Transient effect on groundwater age distribution – age measurements disprove steady state assumption

Abstract

Groundwater ages are key indicators for flow and transport processes as well anthropogenic and geogenic solutes that impact groundwater quality. Commonly, lumped parameter models (LPMs) are applied to interpret environmental tracers, like chlorofluorocarbons (CFCs) or tritium. LPMs require a steady state assumption and they are less complex, computational demanding and data intensive compared to transient numerical models. But when steady-state assumptions are valid for groundwater age simulations is questionable.An initial sampling campaign of CFCs measured in 9 wells at different depths on a 0.47 km2 subcatchment of the Krycklan catchment in 2017 revealed a groundwater age stratification with depth that was representative for the area1. Mean groundwater ages at the water table (2-6 meters depth) in the unconsolidated till overburden were already 30 years and increased with depth to the deepest sampling at 30 meters.
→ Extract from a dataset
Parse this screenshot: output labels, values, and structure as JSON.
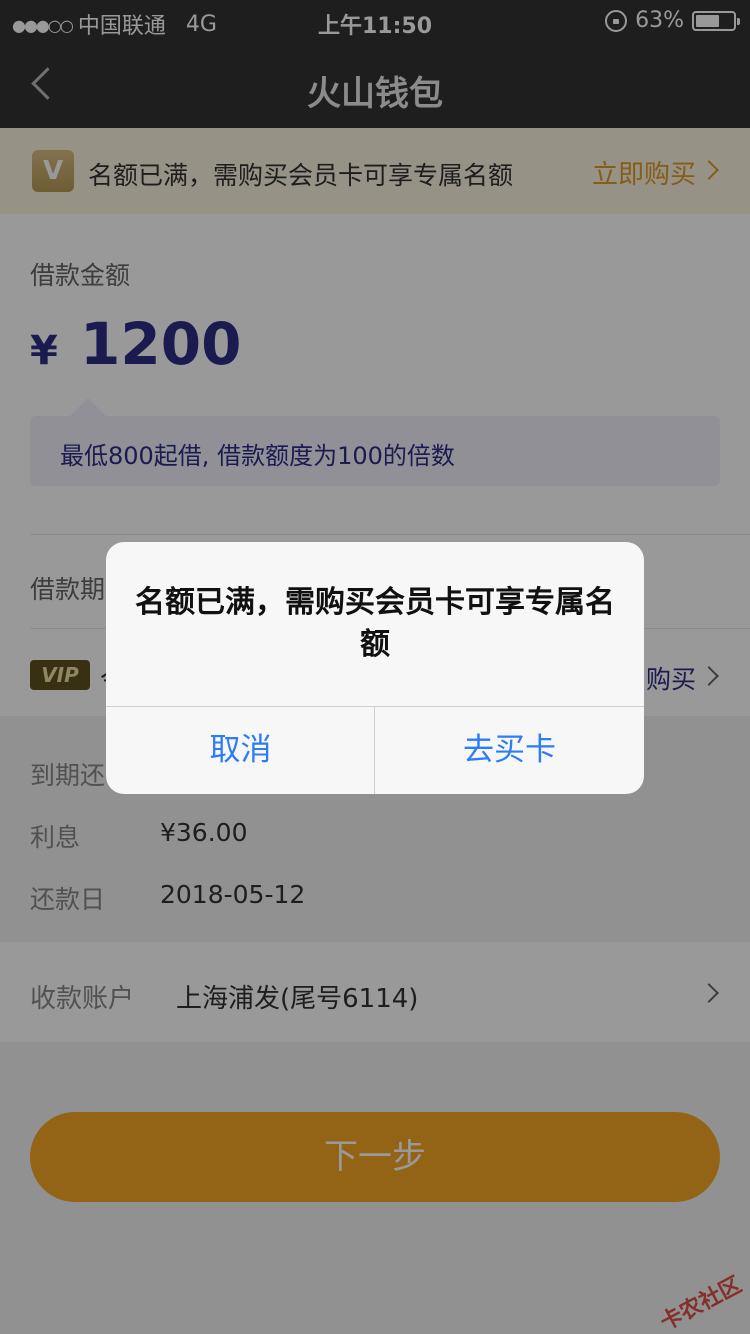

These results indicate a lag of rejuvenation caused by a subsurface discharge zone that evolves between two soils types with different hydrogeological properties. The comparison of the steady-state numerical simulation and LPM has proven that the LPM yields an overall recharge rate and estimation of the extent of the subsurface discharge zone.  Seasonal changes of recharge were not expected to impact the age stratification. But repeated sampling in 2021 and 2022 has shown a clear shift of the groundwater age stratification. Numerical modeling is used to understand that transient effect.